Blame it on the misinformation spread through the internet and false medical claims that vaccination can cause autism, which isn’t. This has given rise to the anti-vaxer movement, which is posing threats to the community health forcing the state to contemplate whether vaccination should be made compulsory or not.
A section of the population is debating that their individual rights for choice should supersede that of the states’ wishes. On the other hand, another section is getting worried that these countries will refrain from educating non-vaccinated kids depriving them of the right to acquire the knowledge and skill to sustain in their life happily.
Consequences of opting out – A rise in the diseases preventable by vaccination:
The UK is experiencing a rapid surge in measles especially in pockets of low vaccination. This surge is still on the rise in spite of an aggressive public safety campaign assuring the safety of the MMR vaccine.
The US has been maintaining of about 90% vaccination rates in spite of being hit by the vaccination scare much later. But the country has started witnessing outbreaks of measles, mumps and whooping cough in communities with low vaccination rates.
Should vaccination be made compulsory?
Earlier efforts in persuading people for vaccination have failed. It is easy to scare people than to educate. It is this scare which is overpowering rational thinking. People are thinking what if my child falls prey to the 1% chance factor?
By this, they are overlooking the broader picture endangering their child’s health and that of the community. People exercising their rights to opt out for vaccination are making the future generation vulnerable to deadly diseases.
To protect future generation, it is important to develop “herd immunity”, the immunity prevalent in a population to prevent the spread of the disease. In a society, when we enjoy our rights, we need to understand our obligations both moral and legal. Vaccination is a sort of collective social responsibility.
One thing is to be noted that vaccinations are not perfect. Their effects can wane off in time. Not all people can be vaccinated. People with genetic deficiencies or suffering from cancer cannot take vaccines.
Some vaccines cannot be administered to newborns unless they are 12 months old. “Herd immunity” in a population can protect the lives of these categories of population.
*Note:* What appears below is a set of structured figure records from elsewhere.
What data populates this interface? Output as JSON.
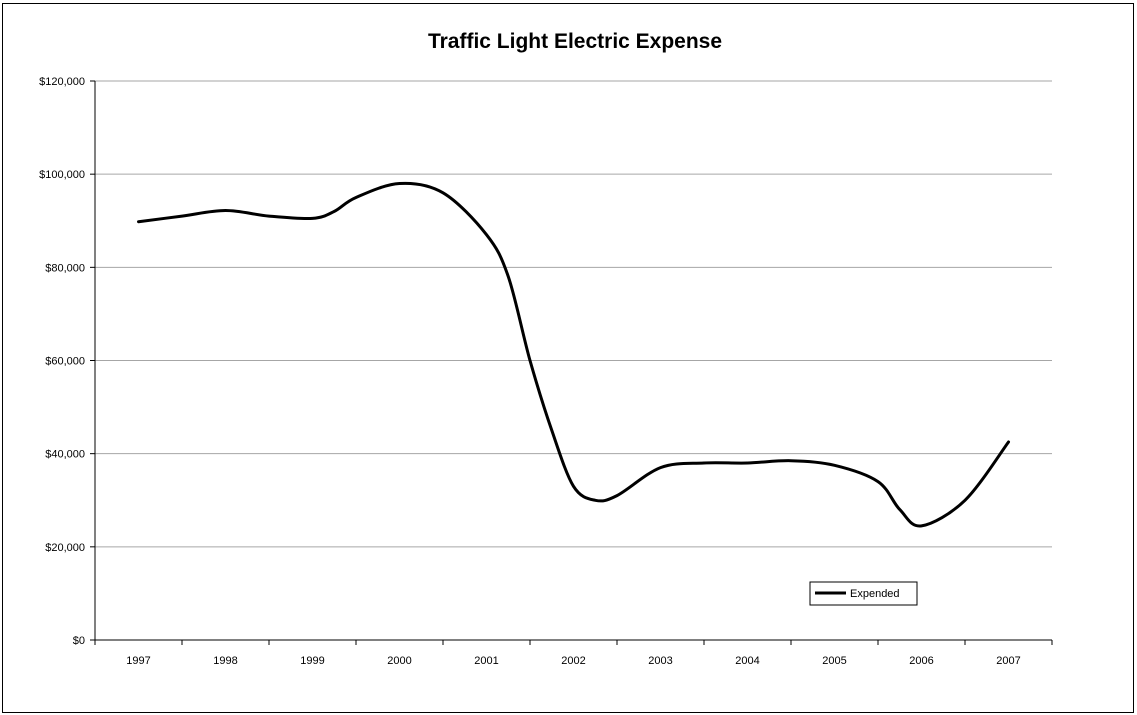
{
  "chart_data": {
    "type": "line",
    "title": "Traffic Light Electric Expense",
    "xlabel": "",
    "ylabel": "",
    "categories": [
      "1997",
      "1998",
      "1999",
      "2000",
      "2001",
      "2002",
      "2003",
      "2004",
      "2005",
      "2006",
      "2007"
    ],
    "ylim": [
      0,
      120000
    ],
    "yticks": [
      "$0",
      "$20,000",
      "$40,000",
      "$60,000",
      "$80,000",
      "$100,000",
      "$120,000"
    ],
    "series": [
      {
        "name": "Expended",
        "color": "#000000",
        "x": [
          1997,
          1997.5,
          1998,
          1998.5,
          1999,
          1999.25,
          1999.5,
          2000,
          2000.5,
          2001,
          2001.25,
          2001.5,
          2001.75,
          2002,
          2002.25,
          2002.5,
          2003,
          2003.5,
          2004,
          2004.5,
          2005,
          2005.5,
          2005.75,
          2006,
          2006.5,
          2007
        ],
        "values": [
          89800,
          91000,
          92200,
          91000,
          90500,
          92000,
          95000,
          98000,
          96000,
          87000,
          78000,
          60000,
          45000,
          33000,
          30000,
          31000,
          37000,
          38000,
          38000,
          38500,
          37500,
          34000,
          28000,
          24500,
          30000,
          42500
        ]
      }
    ],
    "grid": true,
    "legend_position": "bottom-right"
  },
  "legend": {
    "label": "Expended"
  }
}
The recent scare in the UK that MMR vaccine can cause autism in children has led to a drastic fall in vaccination rates to about 78%. This is far below the requirement of “herd immunity”.
Enforcement of mandatory vaccination:
A state or country can enforce mandatory vaccination for greater interests but there is a flip-side to it as well. Evidence shows that campaigns to dispel the myth and scare surrounding vaccination may often enhance the false beliefs. The more public health officials try to persuade voluntary immunization more they add fuel to the fire.
The anti-vaccine campaigners spread the message that the government is engaging in a big pharma conspiracy trying to conceal the awful truths in vaccination. It is easy to sow seeds of distrust in people’s mind who will give more importance to the 1% chance factor than the benefits.
The government is favoring that vaccination should be made compulsory by law. This again gives ground for the anti-vaccination lobby to shout that failure to persuasion has driven them to enforcement infringing human rights.
Persuasion can yield provided if it is done in the right way:
On the other hand, campaigning about the safety and efficacy of vaccines in protecting the child may influence the people to think differently. Fighting fear with fear could be a smart way to influence people. If you tell them the possible fearful effects of not vaccinating their child, it may drive them towards vaccination.
However, there are controversies regarding the effectiveness of this strategy. The problem is that people are no more scared of disease outbreaks. Another effective way is social norming, a strategy to exploit the peer-pressure on the change of behavior. It is to tell people that most parents opt for vaccination. The normal psychology will guide those people to maintain societal norms by vaccinating their kids.